The time when Sabrina Horn almost table danced… PeopleSoft vows to innovate, and Sun says its software will be free
The Horn Group PR company held a dinner Tuesday evening featuring a panel on “Does Innovation Matter: The Silicon Valley Outlook” a topic dear to my heart.
The event was at Roe—a Burmese fusion restaurant next to Hawthorne Lane. I arrived late for cocktails and looked around and didn’t see any of the Silicon Valley Hack Pack, except for J. Bonasia, reporter at Investor’s Business Daily. The poor guy has been covering the software enterprise beat and if it weren’t for Oracle-PeopleSoft he’d have little to write about. I was asked how did I think the PeopleSoft/Oracle thing would turn out? I said I do not know, I have not even considered it, it just doesn’t feature on my radar screen.
That whole enterprise software sector seems like a bygone era, like some kind of Jurassic period. Yet that whole sector can continue living off the maintenance revenues for years—it isn’t going away. But there is nothing to write home about either.
Fortunately, I was seated next to some Silicon Valley grayhairs—my favorite kind of people, the ones that have been around the block many times, and either come back for more or can’t find an exit strategy! On my right was the dapper Paul Wiefels of the Chasm Group, the very successful Geoffrey Moore consulting group franchise. I’ve met Paul before and he is always good company. On my left was Barry Goss, chief product officer at PKWare, the enterprise data compression and security company, another great dinner companion with Silicon Valley stories that go back to 1980.
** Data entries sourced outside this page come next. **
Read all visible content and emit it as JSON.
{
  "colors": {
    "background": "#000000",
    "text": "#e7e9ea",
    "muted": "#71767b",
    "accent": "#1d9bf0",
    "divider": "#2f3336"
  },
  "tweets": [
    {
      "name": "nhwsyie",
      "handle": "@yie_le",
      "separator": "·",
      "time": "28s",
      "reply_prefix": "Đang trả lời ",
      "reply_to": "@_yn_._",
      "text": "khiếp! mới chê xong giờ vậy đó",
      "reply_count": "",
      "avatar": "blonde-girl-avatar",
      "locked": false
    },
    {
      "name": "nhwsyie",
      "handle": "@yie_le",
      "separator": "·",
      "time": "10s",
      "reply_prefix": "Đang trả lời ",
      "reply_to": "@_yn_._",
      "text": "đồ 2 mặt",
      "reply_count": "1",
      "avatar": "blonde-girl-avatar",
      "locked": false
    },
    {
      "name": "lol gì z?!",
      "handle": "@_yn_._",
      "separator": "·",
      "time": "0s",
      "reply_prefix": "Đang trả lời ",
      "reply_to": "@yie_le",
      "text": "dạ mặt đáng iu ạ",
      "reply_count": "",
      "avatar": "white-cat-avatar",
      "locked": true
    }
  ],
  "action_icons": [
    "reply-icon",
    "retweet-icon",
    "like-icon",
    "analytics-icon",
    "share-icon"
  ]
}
Sabrina Horn, the head of the Horn Group stood up to commemorate 13 years of the Horn Group, and to thank her first client, PeopleSoft, represented at the dinner by Rick Bergquist, CTO and PeopleSoft Fellow.
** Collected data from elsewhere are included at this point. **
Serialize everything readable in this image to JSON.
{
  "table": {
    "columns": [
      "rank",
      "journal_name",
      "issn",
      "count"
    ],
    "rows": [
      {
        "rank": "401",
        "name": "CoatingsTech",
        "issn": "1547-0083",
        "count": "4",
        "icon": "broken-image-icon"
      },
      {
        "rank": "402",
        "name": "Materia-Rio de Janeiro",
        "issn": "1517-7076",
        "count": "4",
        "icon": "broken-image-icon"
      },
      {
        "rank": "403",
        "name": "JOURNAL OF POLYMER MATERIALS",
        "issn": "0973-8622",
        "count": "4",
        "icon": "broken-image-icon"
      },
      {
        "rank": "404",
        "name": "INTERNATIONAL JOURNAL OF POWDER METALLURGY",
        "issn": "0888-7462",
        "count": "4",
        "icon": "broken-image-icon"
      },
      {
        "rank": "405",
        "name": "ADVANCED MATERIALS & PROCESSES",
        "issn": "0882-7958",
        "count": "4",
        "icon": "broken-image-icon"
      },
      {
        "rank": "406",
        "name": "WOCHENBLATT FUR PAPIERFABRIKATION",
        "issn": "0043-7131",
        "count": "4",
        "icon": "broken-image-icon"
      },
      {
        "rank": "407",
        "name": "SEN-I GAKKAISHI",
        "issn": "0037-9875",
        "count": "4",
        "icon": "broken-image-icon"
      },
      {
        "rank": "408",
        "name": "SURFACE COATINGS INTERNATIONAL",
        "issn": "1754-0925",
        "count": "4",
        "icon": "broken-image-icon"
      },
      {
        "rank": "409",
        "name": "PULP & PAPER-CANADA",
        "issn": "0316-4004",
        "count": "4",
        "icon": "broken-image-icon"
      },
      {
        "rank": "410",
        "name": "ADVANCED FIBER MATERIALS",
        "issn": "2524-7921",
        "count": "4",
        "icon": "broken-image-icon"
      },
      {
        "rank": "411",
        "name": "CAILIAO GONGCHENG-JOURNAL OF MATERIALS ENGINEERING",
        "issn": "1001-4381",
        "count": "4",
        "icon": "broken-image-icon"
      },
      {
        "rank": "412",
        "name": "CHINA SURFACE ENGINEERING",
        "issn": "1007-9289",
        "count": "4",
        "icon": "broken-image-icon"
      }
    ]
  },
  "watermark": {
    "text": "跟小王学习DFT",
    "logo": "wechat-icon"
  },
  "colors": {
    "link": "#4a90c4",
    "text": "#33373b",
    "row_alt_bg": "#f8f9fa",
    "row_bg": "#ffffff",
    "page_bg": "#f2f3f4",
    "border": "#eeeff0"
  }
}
“I almost danced on the table,” Sabrina recalled, when she landed her first client. I cannot recount how many wonderful dinners have been ruined by a panel (in this case it was also the curry sauce on the filet mignon)—but, we dutifully sat through what seemed hours of chatter about innovation from representatives of companies such as PeopleSoft, and Sun who had seen their best years of innovation when President Reagan was in power.
Mr Bergquist announced that PeopleSoft was going to take on SAP with “innovation.” I can’t wait to see that battle of triceratops versus stegosauraus.
Also on the panel: Mark Gorenberg, partner at Hummer Winblad Venture Partners, Josh James CEO of Omniture, David Martin, CEO of Qlusters and Prem Uppaluru, CEO of Transera. MR Rangaswami co-founder of Sand Hill Group and organizer of Software 2005, moderated the panel, and he did an excellent job demonstrating knowledge of trends within the software sector that many of the panelists lacked.
There was a lot of open source bashing by the panel, same old arguments, total cost of ownership, blah, blah, blah. All I’d like to say on this subject is: open-source is way more than just Linux, and if the open-source steamroller doesn’t get you, “good enough” will. You have to keep climbing the stack.
Offshoring also was discussed and everyone agreed that it was good for innovation. By the time the panel was done, many of the diners had slipped away but I did have an interesting chat with Mark Feldman, senior vp of marketing at Virsa Systems, which offers “real-time continuous compliance” software for Sarbanes-Oxley.
Mark has got a killer marketing message aimed at CEOs “use our software and stay out of jail.” He says that business is booming. Earlier this year Virsa picked up $15m from Kleiner but hasn’t had to touch the money because sales have taken off like a rocket.
An interesting aspect of Virsa’s business is the large amount of internal fraud that its systems can uncover within customer companies. “It more than pays for itself in revealing internal fraud of hundreds of thousands of dollars, and in some cases, much more than that,” Mr Feldman says.